Sutezo is part of a generation of men that have come to realise that they can make a living by offering themselves to women. Born to a pair of second-hand kimono retailers, Sutezo is rustic in his manners, unsophisticated in his thinking but beautiful in his appearance. To his parents’ considerable shame, he makes his living by sleeping with wealthy women. Initially brought into the Ooku because of his extraordinary physical resemblance to the sterile Arikoto, Sutezo’s arrival at court constitutes a change in the court’s relationship to the wider world.
Traditionally, the Shogun’s male retinue is made up of the younger sons of noble houses. As Kasuga’s political empire building suggests, raising these younger sons alongside the Shogun is a means of forging a personal bond between the Shogun and the leadership of the various noble houses. Because they are men and the Shogun’s sex is a secret, Kasuga brings in the first set of potential lovers not as concubines or catamites but as attendants. As a result, the female Shogun’s concubines occupy positions that would once have been held by noblemen. The decision to draw the Shogun’s attendants from such a narrow social circle serves to bind that circle to the Shogun but it also means that the highly protected and isolated Shogun will never really get a chance to talk with someone other than a member of the nobility. However, because of the lack of male nobles, Kasuga is forced to recruit concubines from non-traditional places. Places such as the priesthood in the case of Arikoto and the lower-middle classes in the case of Sutezo. By creating a mechanism whereby the lower orders might rise to the status of companions to the Shogun, Kasuga inadvertently creates a feedback loop whereby the Ooku may be influenced by the outside world. Arikoto was the first to imbue the Ooku with non-Samurai virtues, but Sutezo, as the second to do so, was no less significant.
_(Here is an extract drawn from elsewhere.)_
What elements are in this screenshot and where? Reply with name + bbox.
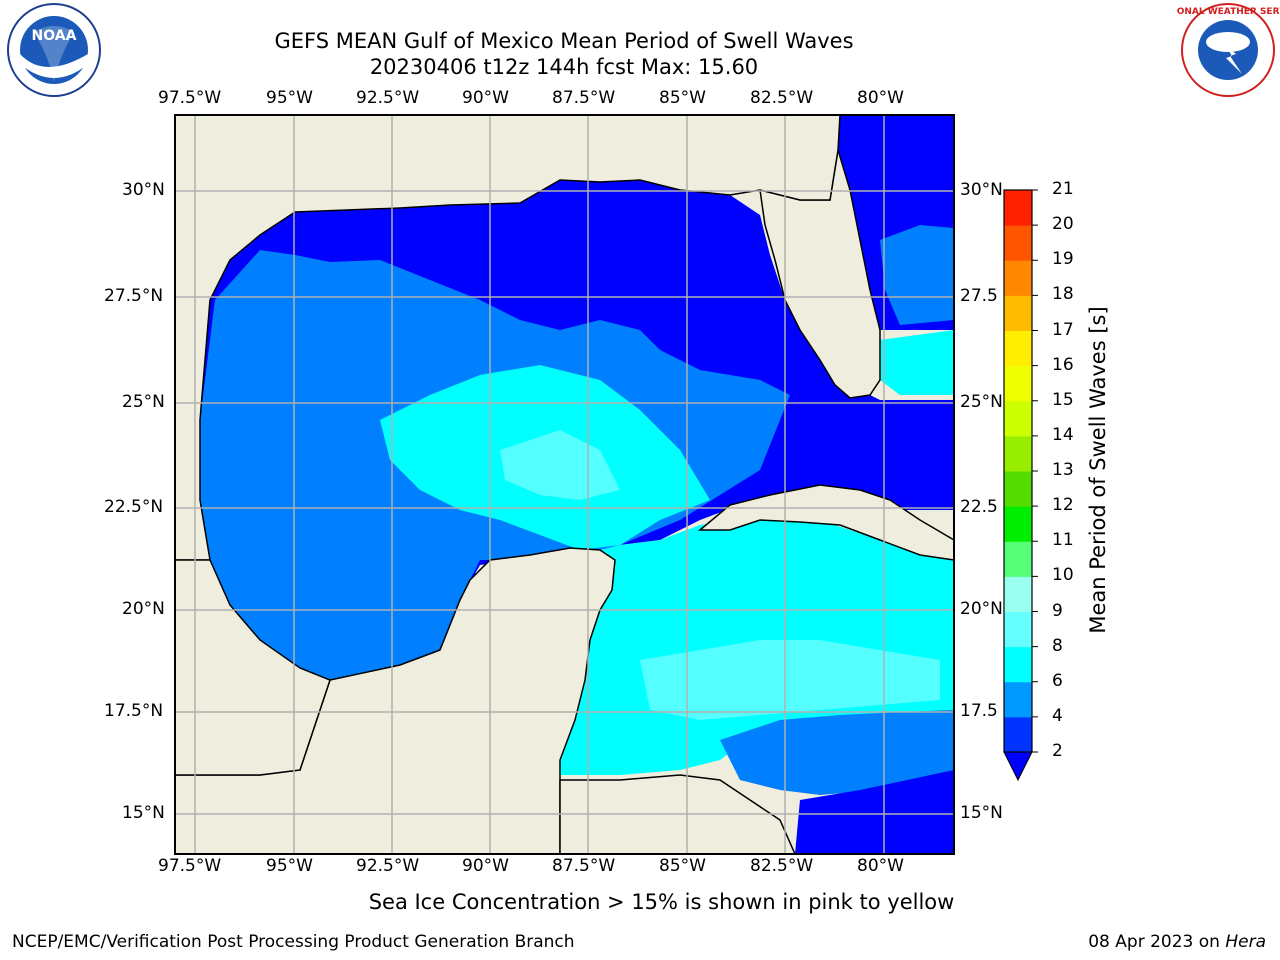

As a professional concubine, Sutezo is immediately responsive to Arikoto’s refinement and elegance. Looking at the older man’s dress, Sutezo sees not the affectation of a dandy but the professional attire of a man who owes his position to his physical beauty and refinement. Despite his resemblance to Arikoto, Sutezo is an uneducated man and boorish man and he is painfully aware of this shortcoming. This means that his reaction to the world of the Ooku is different to that of the higher-born men who live there.
As a member of the lower orders, Sutezo has no real sense of honour. He is motivated primarily by the desire for a soft life and nice clothes. As a result, the greater pay and improved conditions offered by life in the Ooku seem to him like a great step up compared to the life he might otherwise have had on the outside. This attitudes towards the Ooku itself is a radical departure as prior to Sutezo’s arrival, the men of the Ooku were rich and accomplished individuals who saw retreating to the Ooku as either a hardship to be endured or a sacrifice to be made for the sake of the country. Sutezo’s pragmatism helps to professionalise the position of male concubine and thereby creates a system through which men might reinvent masculinity just as the economic necessities of the wider world have forced women to reinvent femininity.
The third volume ends with Kasuga ordering the creation of a book that might chart the final days of the Shogunate but, far from being moribund, the culture of both the Ooku and Japan as a whole seem to be flourishing. Change is everywhere. The question now becomes, why did that change stop? Why did the ‘outing’ of the female Shogun not sweep away the last vestiges of male privilege? The answer will come in future volumes.